Tout est différent

Plus rien n’est comme avant. La rupture est immense.

Avant, l’espace se parcourait selon les moyens de notre corps, selon la marche, les habitations se construisaient avec les pierres extraites sur place, bien évidemment, l’eau coulait des sources, les fruits se savouraient à leur saison, frugalement par force. Quand il faisait chaud on avait chaud, et froid s’il faisait froid. Existaient encore des ânes pour nous aider à transporter les blés, et des bœufs pour charroyer la chaux et la terre. Nous prenions le temps de construire des terrasses de pierre sèche afin de cultiver nos potagers et vergers si nous voulions survivre. Les villages étaient densément peuplés et chargés d’histoires et de nids d’hirondelles  accrochées aux poutres des granges. On se parlait on se connaissait, et même on se disputait ferme. Certes on souffrait.

Depuis, dans cette bousculade du monde qui roule sur les voies rapides à péages, et qui fait comme une saignée sur la terre, rasant les montagnes, enjambant les gorges profondes, nous sommes comme des atomes liquide d’un flux métallique et bruyant, anonymes et peu aimant, indifférent, étranger partout, avides de spectacles et d’exotismes, de rires sur mesure. Voyeurs étrangers méconnaissant la faune et la flore, les usages et leurs dangers, nous avons effectué une rupture catégorique avec la nature, remplacée par des relations humaines réellement superficielles ou contingentes, de commerce aimable.

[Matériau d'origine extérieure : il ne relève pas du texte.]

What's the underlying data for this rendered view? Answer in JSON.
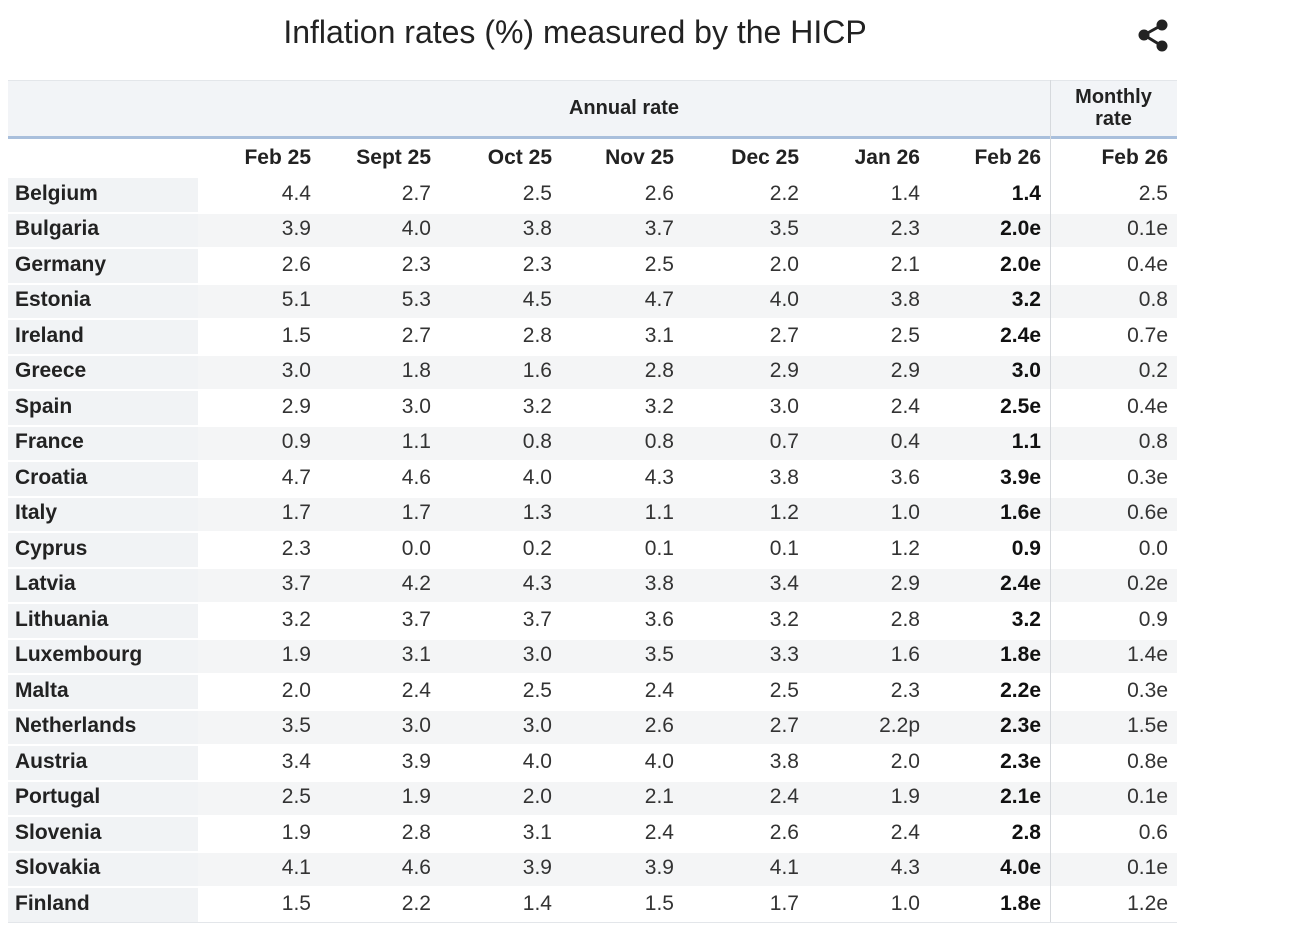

Essayez donc de voir à quel point nous vivons déguisés, sous des masques. cloisonnés dans nos échanges qui n’ont plus rien de spontanés mais sont très policés.

Tout simplement nous nous mettons nus mais nus de corps, et non pas nus dans nos mots, dans notre théâtralité qui révélerait trop crûment notre fêlure et nos drames. Nos désirs et envies.

Faut avouer que le monde… Pour subsister est obligé d’être assez fermé, se protège en fait, ne peut dénuder son âme et sort ses crocs, parce qu’il y a tout un ordre qui le précède et qui le rend esclave. Alors chacun agit comme chien de garde. Plus ou moins. Ça, c’est sans gravité. Nous pouvons passer outre et vivre heureux, et joyeux, si nous sortons de nos murs complexes et de nos peurs. Si nos osons, tout en sachant où se trouvent les limites, la décence, la beauté et la bonté.

Non  vraiment nous avons tout pour rendre ce monde bienheureux, même si nous savons notre fin, et possible même que ce soit grâce à cette fin connue que nous devons vivre bien.

Que nous avons tellement de belles choses à penser et faire qu’il ne faut pas gâcher notre temps dans des actions rapides et précipitées hors de l’espace où nos corps se trouvent.

Voyez, même ces mots publics ne le sont pas, effectivement. Il n’y a de public que dans le charnel sensible, la présence dans le même champ vivant, ou la table.

Bref, la table n’est plus la même.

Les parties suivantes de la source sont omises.